A deferred tax asset is income taxes that are recoverable in a future period. It is caused by the carryforward of either unused tax losses or unused tax credits. It is classified as an asset, and appears on the balance sheet.
Examples of Deferred Tax Assets
Here are several examples of deferred tax assets:
Net operating loss carryforwards. If a company incurs losses in one year, it may carry these losses forward to offset taxable income in future years. The value of the losses becomes a deferred tax asset, as it reduces future tax liabilities.
Depreciation differences. Tax and accounting depreciation methods may differ, resulting in a higher accounting depreciation expense in the initial years than what’s allowed for tax purposes. This results in a deferred tax asset that offsets future taxable income as the depreciation reverses.
Pension benefits. Expenses for employee pension and retirement benefits may be recognized for financial reporting purposes but only be deductible for tax purposes when paid. This timing difference results in a deferred tax asset.

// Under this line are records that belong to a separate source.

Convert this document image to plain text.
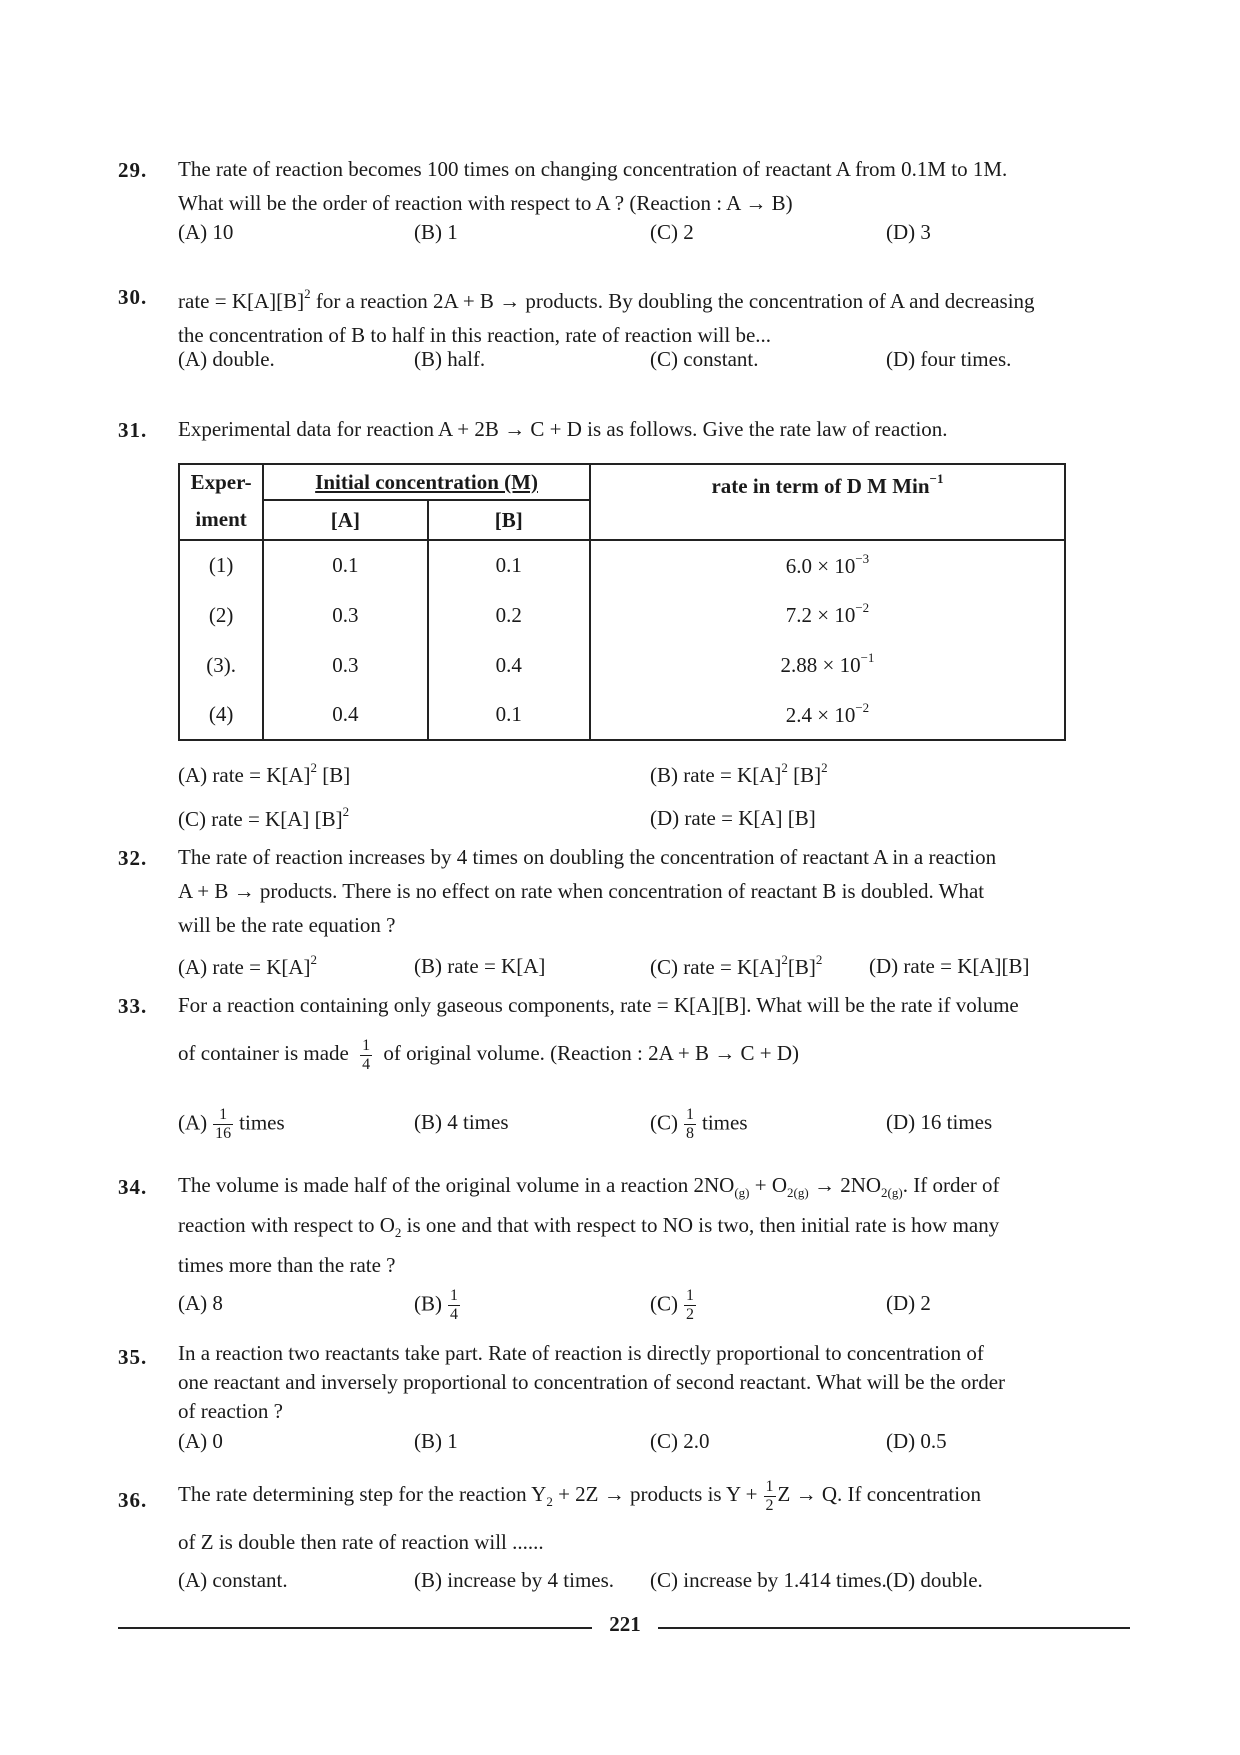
29. The rate of reaction becomes 100 times on changing concentration of reactant A from 0.1M to 1M.
What will be the order of reaction with respect to A ? (Reaction : A → B)
(A) 10	(B) 1	(C) 2	(D) 3
30. rate = $K[A][B]^2$ for a reaction 2A + B → products. By doubling the concentration of A and decreasing
the concentration of B to half in this reaction, rate of reaction will be...
(A) double.	(B) half.	(C) constant.	(D) four times.
31. Experimental data for reaction A + 2B → C + D is as follows. Give the rate law of reaction.
Exper-	Initial concentration (M)		rate in term of D M Min$^{-1}$
iment	[A]	[B]	
(1)	0.1	0.1	$6.0 \times 10^{-3}$
(2)	0.3	0.2	$7.2 \times 10^{-2}$
(3).	0.3	0.4	$2.88 \times 10^{-1}$
(4)	0.4	0.1	$2.4 \times 10^{-2}$
(A) rate = $K[A]^2$ [B]	(B) rate = $K[A]^2$ $[B]^2$
(C) rate = K[A] $[B]^2$	(D) rate = K[A] [B]
32. The rate of reaction increases by 4 times on doubling the concentration of reactant A in a reaction
A + B → products. There is no effect on rate when concentration of reactant B is doubled. What
will be the rate equation ?
(A) rate = $K[A]^2$	(B) rate = K[A]	(C) rate = $K[A]^2[B]^2$ (D) rate = K[A][B]
33. For a reaction containing only gaseous components, rate = K[A][B]. What will be the rate if volume
of container is made $\frac{1}{4}$ of original volume. (Reaction : 2A + B → C + D)
$(A) \frac{1}{16}$ times	(B) 4 times	$(C) \frac{1}{8}$ times	(D) 16 times
34. The volume is made half of the original volume in a reaction $2NO_{(g)} + O_{2(g)} \to 2NO_{2(g)}$. If order of
reaction with respect to $O_2$ is one and that with respect to NO is two, then initial rate is how many
times more than the rate ?
(A) 8	$(B) \frac{1}{4}$	$(C) \frac{1}{2}$	(D) 2
35. In a reaction two reactants take part. Rate of reaction is directly proportional to concentration of
one reactant and inversely proportional to concentration of second reactant. What will be the order
of reaction ?
(A) 0	(B) 1	(C) 2.0	(D) 0.5
36. The rate determining step for the reaction $Y_2 + 2Z$ → products is $Y + \frac{1}{2}$ Z → Q. If concentration
of Z is double then rate of reaction will ......
(A) constant.	(B) increase by 4 times. (C) increase by 1.414 times. (D) double.
221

Unrealized losses. If a company holds investments that have decreased in value, it may recognize an unrealized loss for financial reporting purposes but not for tax purposes until the investment is sold. This temporary difference can create a deferred tax asset.
Reasons for a Deferred Tax Asset
There are a number of reasons why a deferred tax asset occurs, such as overpaying taxes in the current period or differences between the accounting standards and tax laws. For example, a business might have a loss carryover, which it can use to reduce its taxable income in a subsequent period.